5 thoughts on “Flowers case highlights racial bias in jury selection

  1. So, if their recommendations were followed, the prosecutor in Curtis Flowers case should be recused.

  2. You want to be GOD for the whole nation. You are just like the national Democrats who think they should impose their way of thinking on all because YOU KNOW BEST for everybody. It is apparent from article above you do not know Mississippi law. Also the reason we cannot convict any black of a crime in Jackson, MS is because blacks on juries will not convict blacks. They have the mentality that whites have wronged them and this is their way of sticking together and getting back at the judicial system which is mostly white. I noticed that Friends of Justice was formed defending druggies, even if evidence was planted. You back law breakers!

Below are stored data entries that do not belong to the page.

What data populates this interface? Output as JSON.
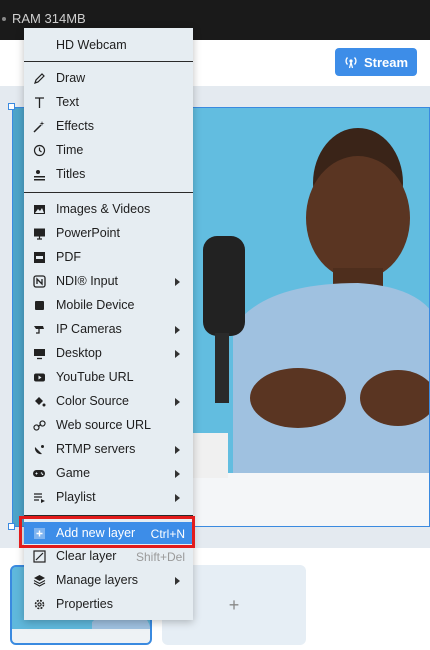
{
  "topbar": {
    "ram": "RAM 314MB"
  },
  "toolbar": {
    "stream_label": "Stream"
  },
  "menu": {
    "header": "HD Webcam",
    "group1": [
      "Draw",
      "Text",
      "Effects",
      "Time",
      "Titles"
    ],
    "group2": [
      "Images & Videos",
      "PowerPoint",
      "PDF",
      "NDI® Input",
      "Mobile Device",
      "IP Cameras",
      "Desktop",
      "YouTube URL",
      "Color Source",
      "Web source URL",
      "RTMP servers",
      "Game",
      "Playlist"
    ],
    "add_layer": {
      "label": "Add new layer",
      "shortcut": "Ctrl+N"
    },
    "clear_layer": {
      "label": "Clear layer",
      "shortcut": "Shift+Del"
    },
    "manage_layers": "Manage layers",
    "properties": "Properties"
  },
  "scenes": {
    "add_symbol": "+"
  },
  "colors": {
    "accent": "#3d8de8",
    "highlight_border": "#e31b1b"
  }
}
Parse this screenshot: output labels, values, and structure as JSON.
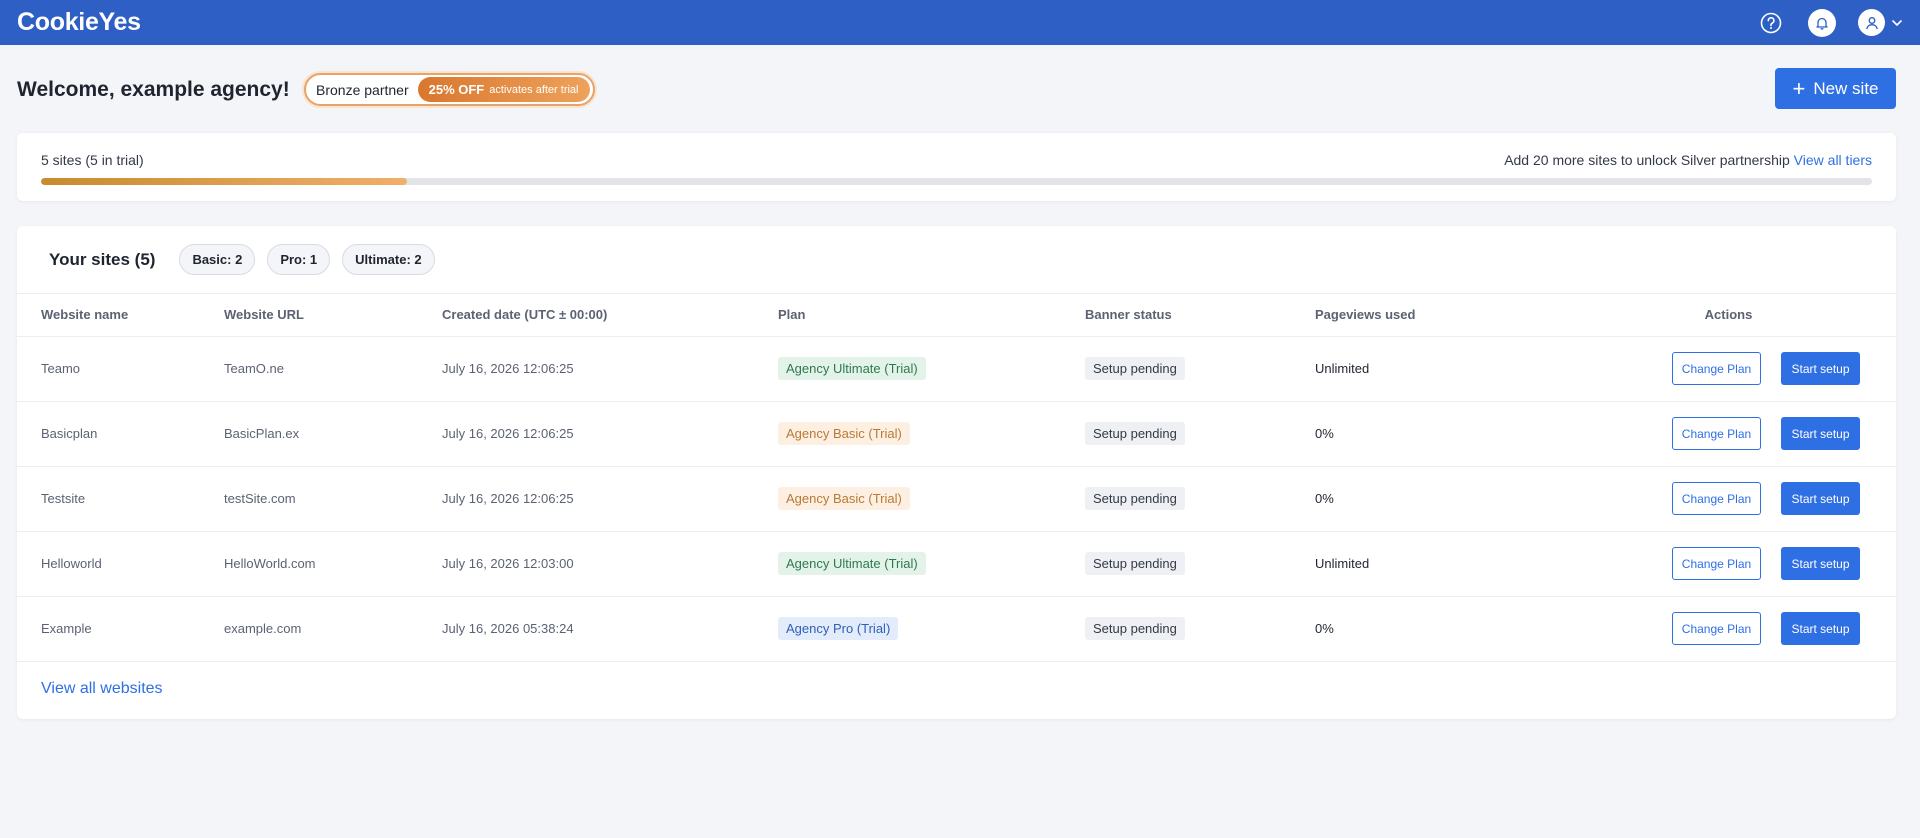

  3. I live in Jackson and blacks do find blacks guilty- if the evidence is there. Jackson may have it share of problems but blacks are not intimidated and they stand their ground. The DAs (black and white) in this city do their best to make sure that investigators have the proper evidence in front of them. If the evidence is not there, the cases are sent back to the police/sheriff department to continue their investigation. If the case makes it to trial and the evidence is not sufficient (as in the flowers case), that’s when you do not see a conviction. Justice is blind but until the intimidated citizens of Winona stand firm on their belief in justice and God taking care of them, justice WILL NOT exist in Winona. What God has given breathe to, NO MAN can control (legally or illegally).

  4. Alan, keep up the GREAT work. I wanted to attend the trial but other obligations would not allow it. But, thanks to your updates, I am able to keep up with what is going on. I am not for injustice, regardless of the accused’s race. There may be a time where we disagree with each other; but as long as we can agree to disagree and remain civil, we will be alright.